Joshua Bolten, president and chief executive of Business Roundtable, said in the report that federal aid earlier in the pandemic for companies, small businesses and workers helped improve CEO outlook — but there’s more to be done.

“Further major support from the federal government is necessary to prevent economic recovery from being derailed,” Bolten said in a statement. “Failure to act, along with the lack of comprehensive and coordinated efforts to stop the spread of COVID-19, would impose long term damage on the U.S. economy, hurting most the workers and small businesses least able to absorb the blow.”

Will this create more pressure on Congress to get something accomplished? The last we saw, the Problem Solvers’ caucus proposal for a $1.5 trillion plan had gotten some support from the White House and Senate Republicans, and even House Democrats not named Nancy Pelosi.
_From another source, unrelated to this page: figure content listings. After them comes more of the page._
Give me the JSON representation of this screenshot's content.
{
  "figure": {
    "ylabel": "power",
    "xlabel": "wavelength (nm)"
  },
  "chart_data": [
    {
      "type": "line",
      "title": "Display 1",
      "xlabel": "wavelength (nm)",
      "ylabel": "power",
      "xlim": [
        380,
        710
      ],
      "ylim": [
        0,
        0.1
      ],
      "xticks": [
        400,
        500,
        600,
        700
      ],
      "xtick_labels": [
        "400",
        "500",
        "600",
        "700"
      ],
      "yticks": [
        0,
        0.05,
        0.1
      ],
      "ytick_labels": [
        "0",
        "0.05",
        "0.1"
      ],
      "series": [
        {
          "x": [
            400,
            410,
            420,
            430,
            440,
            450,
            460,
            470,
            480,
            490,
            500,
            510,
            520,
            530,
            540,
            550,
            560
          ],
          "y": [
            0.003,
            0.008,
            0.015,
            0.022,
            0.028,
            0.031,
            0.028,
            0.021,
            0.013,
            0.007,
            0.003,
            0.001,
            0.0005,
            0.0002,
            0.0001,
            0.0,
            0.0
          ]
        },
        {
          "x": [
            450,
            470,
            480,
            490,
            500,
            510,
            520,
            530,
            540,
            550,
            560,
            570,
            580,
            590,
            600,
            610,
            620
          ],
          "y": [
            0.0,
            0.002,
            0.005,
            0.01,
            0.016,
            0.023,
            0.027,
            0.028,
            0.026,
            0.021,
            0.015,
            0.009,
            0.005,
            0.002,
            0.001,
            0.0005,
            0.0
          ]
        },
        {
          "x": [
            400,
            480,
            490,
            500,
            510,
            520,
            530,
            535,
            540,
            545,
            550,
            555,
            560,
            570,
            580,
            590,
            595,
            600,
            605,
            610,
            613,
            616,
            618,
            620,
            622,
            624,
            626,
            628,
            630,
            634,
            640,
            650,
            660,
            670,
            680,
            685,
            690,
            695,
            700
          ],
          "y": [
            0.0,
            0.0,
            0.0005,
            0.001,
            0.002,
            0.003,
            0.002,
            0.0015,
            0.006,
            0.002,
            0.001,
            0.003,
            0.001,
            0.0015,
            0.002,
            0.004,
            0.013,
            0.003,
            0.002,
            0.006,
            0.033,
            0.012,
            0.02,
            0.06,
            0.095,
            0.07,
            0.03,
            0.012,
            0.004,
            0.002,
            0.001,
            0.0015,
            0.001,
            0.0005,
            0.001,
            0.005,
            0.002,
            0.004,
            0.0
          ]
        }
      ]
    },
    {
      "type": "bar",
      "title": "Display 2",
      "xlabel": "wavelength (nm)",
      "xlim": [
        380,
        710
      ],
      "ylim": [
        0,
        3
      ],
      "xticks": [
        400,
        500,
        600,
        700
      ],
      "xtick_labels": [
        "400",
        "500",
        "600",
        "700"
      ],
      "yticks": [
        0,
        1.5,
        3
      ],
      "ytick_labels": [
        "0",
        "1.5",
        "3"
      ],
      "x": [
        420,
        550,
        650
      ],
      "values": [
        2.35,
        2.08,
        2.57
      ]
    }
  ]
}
Pelosi seems to believe that she has the upper hand in this standoff and wants to force Trump and Mitch McConnell to agree to massive bailouts for state and local governments and a bill almost a trillion dollars higher than the Problem Solvers’ proposal. That seems unlikely; Republicans showed a willingness to move forward by a trillion already, and this compromise includes some state and local bloc grants too.

Until now, most of the House activity has focused on the continuing resolution. Now that the CR is complete, perhaps House Democrats will pressure Pelosi into embracing the compromise so that they can get back to campaigning. It might take a bad monthly report on economic metrics to make that happen, however, which would tend to suggest that we won’t see anything happen until mid-October at the earliest. Since Pelosi has refused to recess without a Phase 4 bill, that means House Democrats won’t have much time to defend their majority on the campaign trail.